Younan was one of the leading members of the Art et Liberté group. He exhibited in the First Exhibit of Independent Art alongside Kamel Telmisany (1915–1972), Fuad Kamel (1927–1995), Hassia, Angelo de Riz, and Mahmoud Said (1897–1964). Unlike the agitated, expressionist style of fellow Art et Liberté members Kamel and Telmisany, Younan painted smooth, precise forms in desert-like settings, similar to artists like Salvador Dalí or Yves Tanguy.
The group published an Arabic-language journal,al-Taṭawwur, to which Younan contributed tremendously. In an article titled “The Future of Culture in Egypt,” he critiqued prominent Egyptian intellectual Taha Hussein’s conception of al-thaqafa (culture). Younan also edited al-majalla al-jadida (The New Magazine) from 1941 until the Egyptian government shut it down in 1944. In the early 1940s, Younan wrote about artworks or art movements and considered the broader philosophical and theoretical issues on the role of art and culture in society.
Younan lived in Paris from 1947 through 1956, working as an artist, writer, and, later, a journalist. He and Georges Henein (1914–1973) founded the journal and publishing house La Part du Sable, which was based in Paris and published in Cairo. Henein and Younan formally broke with Breton and mainstream Surrealism in 1948. Their essay “Notes sur une ascèse hystérique” (Notes on a hysterical asceticism) criticises surrealist “mythology,” striving instead to forge a new philosophy. In particular, Younan derides Surrealism’s belief in truth as a dependence on a bourgeois “mythology,” despite its dedication to the unconscious. This radical claim distinguishes Younan from other visual artists of his time but also initiated a brief hiatus from artmaking in his life.
According to art historian Badr al-Dīn Abū Ghāzī, Younan experienced a “crisis of expression” and found a “second profession” working in the Arabic department of France’s national public broadcaster, Radiodiffusion-Télévision Française (RTF), until 1956. He also met and married a Polish woman, Jozéfa Drobnik, and had two daughters, Sylvie and Sonia, in 1949 and 1951. Meanwhile, Egypt experienced tremendous change when the 1952 Free Officer’s Revolution deposed the Egyptian monarchy. In 1956, Egyptian President Gamal Abdel Nasser ordered the Suez Canal nationalised, sparking the Tripartite Aggression in which Israel, followed by France and Britain, invaded Egypt. Younan protested when two RTF colleagues were fired over their refusal to repeat anti-Arab sentiments on air in 1956 and was dismissed from his job. He was deported to Egypt in the same year. He never returned to France.

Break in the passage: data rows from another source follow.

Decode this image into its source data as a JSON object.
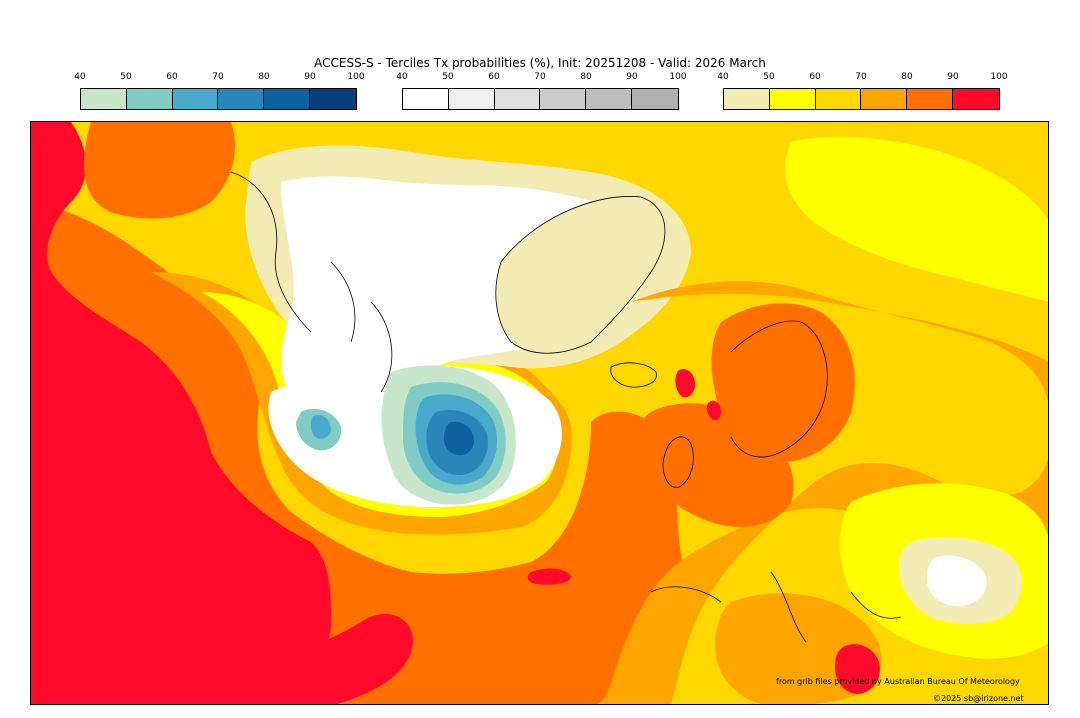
{
  "title": "ACCESS-S - Terciles Tx probabilities (%), Init: 20251208 - Valid: 2026 March",
  "colorbars": [
    {
      "name": "below-normal",
      "ticks": [
        "40",
        "50",
        "60",
        "70",
        "80",
        "90",
        "100"
      ],
      "colors": [
        "#c8e6c9",
        "#80cbc4",
        "#4aa8cc",
        "#2a86b9",
        "#0f5fa3",
        "#08407e"
      ]
    },
    {
      "name": "near-normal",
      "ticks": [
        "40",
        "50",
        "60",
        "70",
        "80",
        "90",
        "100"
      ],
      "colors": [
        "#ffffff",
        "#f0f0f0",
        "#e0e0e0",
        "#cccccc",
        "#bdbdbd",
        "#b0b0b0"
      ]
    },
    {
      "name": "above-normal",
      "ticks": [
        "40",
        "50",
        "60",
        "70",
        "80",
        "90",
        "100"
      ],
      "colors": [
        "#f2ecb4",
        "#ffff00",
        "#ffd700",
        "#ffa500",
        "#ff7000",
        "#ff0a2a"
      ]
    }
  ],
  "credits": {
    "source": "from grib files provided by Australian Bureau Of Meteorology",
    "copyright": "©2025 sb@irizone.net"
  },
  "map_colors": {
    "red": "#ff0a2a",
    "dark_orange": "#ff7000",
    "orange": "#ffa500",
    "gold": "#ffd700",
    "yellow": "#ffff00",
    "pale_yellow": "#f2ecb4",
    "white": "#ffffff",
    "light_green": "#c8e6c9",
    "teal": "#80cbc4",
    "light_blue": "#4aa8cc",
    "blue": "#2a86b9",
    "dark_blue": "#0f5fa3"
  }
}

Younan returned to art completely after receiving a government stipend in 1960. His abstract canvases of the early 1960s pulsate with thick earth tones—greys, browns, ochres, and greens. Unlike his work of the early 1940s, these have no recognisable forms, perhaps rejecting decipherable truth or form, aligning with his denunciation of surrealist techniques and principles.
Younan represented Egypt in the biennials of Saô Paulo (1961), Belgrade (1962), and Venice (1964) and passed away at the relatively young age of 53 in Cairo in 1966. His work has recently received renewed attention through recent exhibitions of Egyptian Surrealism (two in 2016) and Global Surrealism (2022). In 2021, his daughter Sonia Younan published an authoritative catalogue raisonné in French and English, including reproductions of Younan’s artworks and writings and more than eight decades of art criticism about his work.